In Santiago de Cuba, father got from authorities a cottage in a small, luxury. It was in a district for foreigners — mostly Russians, Slovaks, Serbs, Italians, Canadians, etc. Citizens of the USSR were in the majority. They had their own schools, transportation, and health care. So during my summer visits, I continued to spend time mostly with Russians. It seemed to me that locals were forbidden to mix with foreigners because Cubans would keep a distance and only wave or shout “hello.” 

For my 15th birthday, father bought me old-fashioned piano from a Cubano family. In exchange, he gave two pair of shoes, trousers, shirt and one old transistor. Aldo, the owner of piano, was a piano player and he readied the piano for me, though he wasn’t allowed to give me lessons. So daddy found a professor for piano from the Russian community. 

Our apartment in Santiago was furnished and equipped with American things from the 1950s: furniture, fridge, mixer, and iron. It included a TV where I could watch Disney’s Mickey Mouse shows in their original productions. Some TV programs were long, like Spanish soaps. There also were many American-made cars from this same era like Chevy, Cadillac, and Ford. It was like everything was frozen in time. Still, the modern world would creep in as when Art Nouveau buildings were painted for a Conference of Non-Alignment movement held there in 1979. 

When you visit Cuba perhaps you should prepare yourself for such shifts in the time as well as accept the modest life offered by your Cuban hosts. What is available, accept it, and then enjoy the beauty of glorious nature. Some like Cuba on first sight. But they must quickly become acquainted with known and unknown rules. At that time as young girl, born in UK and growing up in Swiss boarding school, I thought of Cuba as a paradise on earth. But beyond all the warmth and beauty, we also knew that prisons held those who had spoken against Castro, and those arrested included artists, poets, and writers. It was a time when churches were closed and human freedoms forbidden. We constantly were followed by police and they could report our speech and actions. One time when my father was on his way home after work, kids on the streets asked him for Chiclets chewing gum. Father didn’t have any and just made a joke. Afterwards, he politely was asked to visit some government officials. Father was surprised by this “invitation” and learned from the police that giving gum to kids — something he never did — was not permitted.

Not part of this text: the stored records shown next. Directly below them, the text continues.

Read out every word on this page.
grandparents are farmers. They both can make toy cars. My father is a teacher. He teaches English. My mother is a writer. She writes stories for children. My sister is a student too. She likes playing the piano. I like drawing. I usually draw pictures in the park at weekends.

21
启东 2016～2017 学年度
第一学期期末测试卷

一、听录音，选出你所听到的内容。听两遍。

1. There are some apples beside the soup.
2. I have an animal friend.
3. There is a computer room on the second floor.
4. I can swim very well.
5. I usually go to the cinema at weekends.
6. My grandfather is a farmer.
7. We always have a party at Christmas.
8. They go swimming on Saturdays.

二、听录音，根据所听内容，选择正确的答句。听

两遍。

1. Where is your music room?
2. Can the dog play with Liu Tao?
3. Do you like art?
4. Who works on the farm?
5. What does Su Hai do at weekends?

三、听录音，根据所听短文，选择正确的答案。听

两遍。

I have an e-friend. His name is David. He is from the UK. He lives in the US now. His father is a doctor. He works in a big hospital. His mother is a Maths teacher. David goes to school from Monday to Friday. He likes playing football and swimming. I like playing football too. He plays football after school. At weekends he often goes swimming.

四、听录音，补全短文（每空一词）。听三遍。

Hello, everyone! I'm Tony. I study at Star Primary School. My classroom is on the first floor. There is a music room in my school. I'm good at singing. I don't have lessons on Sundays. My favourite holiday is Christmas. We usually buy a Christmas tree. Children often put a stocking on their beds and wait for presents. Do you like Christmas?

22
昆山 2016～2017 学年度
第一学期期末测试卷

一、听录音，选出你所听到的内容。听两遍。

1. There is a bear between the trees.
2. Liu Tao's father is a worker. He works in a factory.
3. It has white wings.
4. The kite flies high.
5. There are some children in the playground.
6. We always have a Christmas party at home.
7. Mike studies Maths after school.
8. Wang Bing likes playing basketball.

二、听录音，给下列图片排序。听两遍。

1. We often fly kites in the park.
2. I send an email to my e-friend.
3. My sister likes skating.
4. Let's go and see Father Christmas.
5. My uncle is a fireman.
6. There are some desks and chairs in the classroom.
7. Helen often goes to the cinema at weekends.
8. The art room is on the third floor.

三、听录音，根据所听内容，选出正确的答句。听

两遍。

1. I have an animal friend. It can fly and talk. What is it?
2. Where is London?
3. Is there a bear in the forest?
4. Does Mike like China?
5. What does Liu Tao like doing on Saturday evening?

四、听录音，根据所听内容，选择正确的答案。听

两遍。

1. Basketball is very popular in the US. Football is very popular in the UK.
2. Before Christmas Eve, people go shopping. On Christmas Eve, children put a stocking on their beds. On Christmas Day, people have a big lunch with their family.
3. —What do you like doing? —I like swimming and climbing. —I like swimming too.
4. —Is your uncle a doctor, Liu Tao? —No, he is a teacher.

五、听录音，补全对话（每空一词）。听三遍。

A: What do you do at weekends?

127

But if you want to visit or to live in Cuba you have to accept rules and to be aware that police follow your every step, every word, and your attitude towards people and circumstances involving Cuban citizens. We assumed microphones were installed secretly in our apartment so we took care about what we said. 

Even so, I enjoyed every moment of being in Cuba, beyond missing certain commodities: seasonal food, we have running water just between 5 am til 10 am, toilet paper, tampons, shaving foam, deodorant, soaps , etc. I felt a lot of empathy for Cubans, even if I was not in a position to help them, other than to offer small gifts, favors, sympathy and being respectful and polite to the staff that served us. It was a pleasure the few times we could bring items sent by their cousins from Miami in the U.S.  Usually, families from USA used to send money on father’s bank account, in Swiss, and he would buy what did they asked. Then father or I would deliver the goods.

I spent each summer holidays between 1978/1982 and Easter and Christmas as well visiting Cuba; for me it was love at first sight with this exotic country!